Amerika Birleşik Devletleri Ortadoğu'ya 1957 yılında "Eisenhower Doktrini"yle girmişti. Bu doktrin, Komünist Rusya'nın tehdidi altında olan ülkelerin talep etmesi halinde, askeri yardım yapmayı öngörüyordu.
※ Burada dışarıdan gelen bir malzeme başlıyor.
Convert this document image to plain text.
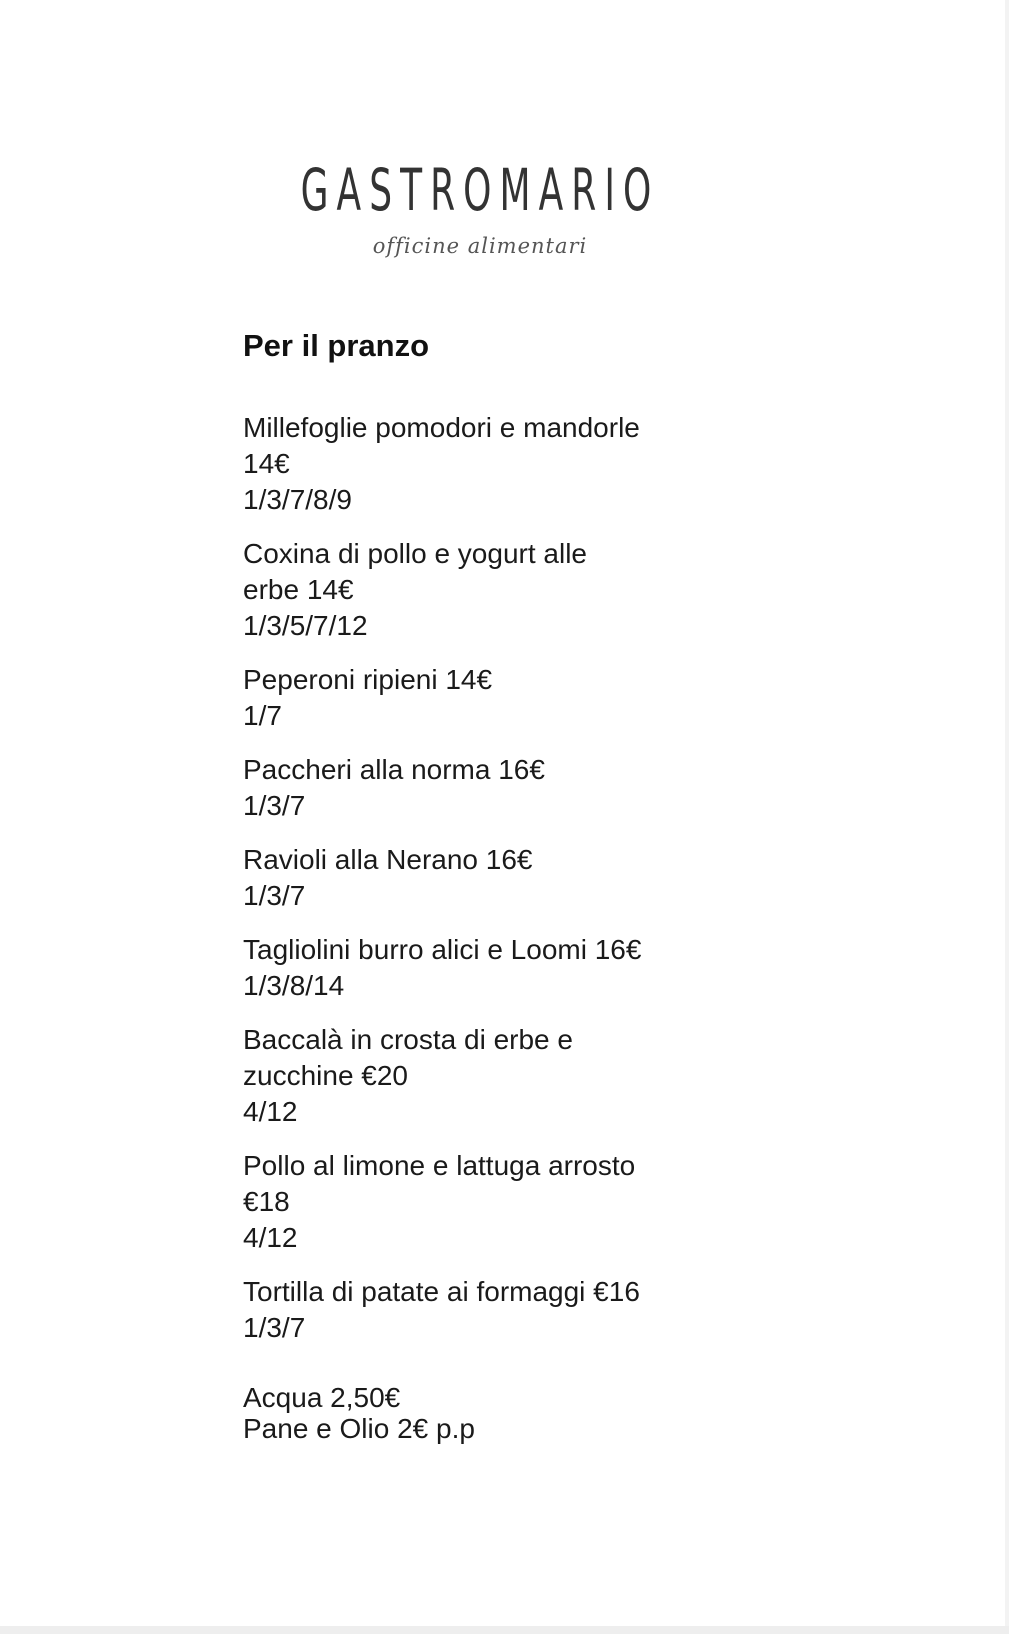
GASTROMARIO
officine alimentari
Per il pranzo
Millefoglie pomodori e mandorle
14€
1/3/7/8/9
Coxina di pollo e yogurt alle
erbe 14€
1/3/5/7/12
Peperoni ripieni 14€
1/7
Paccheri alla norma 16€
1/3/7
Ravioli alla Nerano 16€
1/3/7
Tagliolini burro alici e Loomi 16€
1/3/8/14
Baccalà in crosta di erbe e
zucchine €20
4/12
Pollo al limone e lattuga arrosto
€18
4/12
Tortilla di patate ai formaggi €16
1/3/7
Acqua 2,50€
Pane e Olio 2€ p.p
Bağdat Paktı üyeleri olan Türkiye, İran ve Pakistan Eisenhower'ı bir bildiriyle kutladılar:

"ABD'nin bu cesur ve yerinde kararı, Yalnız Lübnan'ın bağımsızlığını ve meşru hükümetini korumakla kalmayacak, aynı zamanda İran, Pakistan ve Türkiye'nin kararlı tutumlarını da güçlendirerek, hür dünyanın Amerikan liderliğine güvenini pekiştirecektir."

Nitekim ilk müdahale 15 Temmuz 1958 tarihinde Lübnan'a yapıldı. Amerikan askerlerinin Ortadoğu'ya girişini simgeleyen bu ilk müdahaleyi Lübnan Başkan'ı talep etmiş, Amerikan askerlerinin Lübnan'a transferinde Türk Hükümeti'nden izin bile alınmadan İncirlik Üssü kullanılmıştı.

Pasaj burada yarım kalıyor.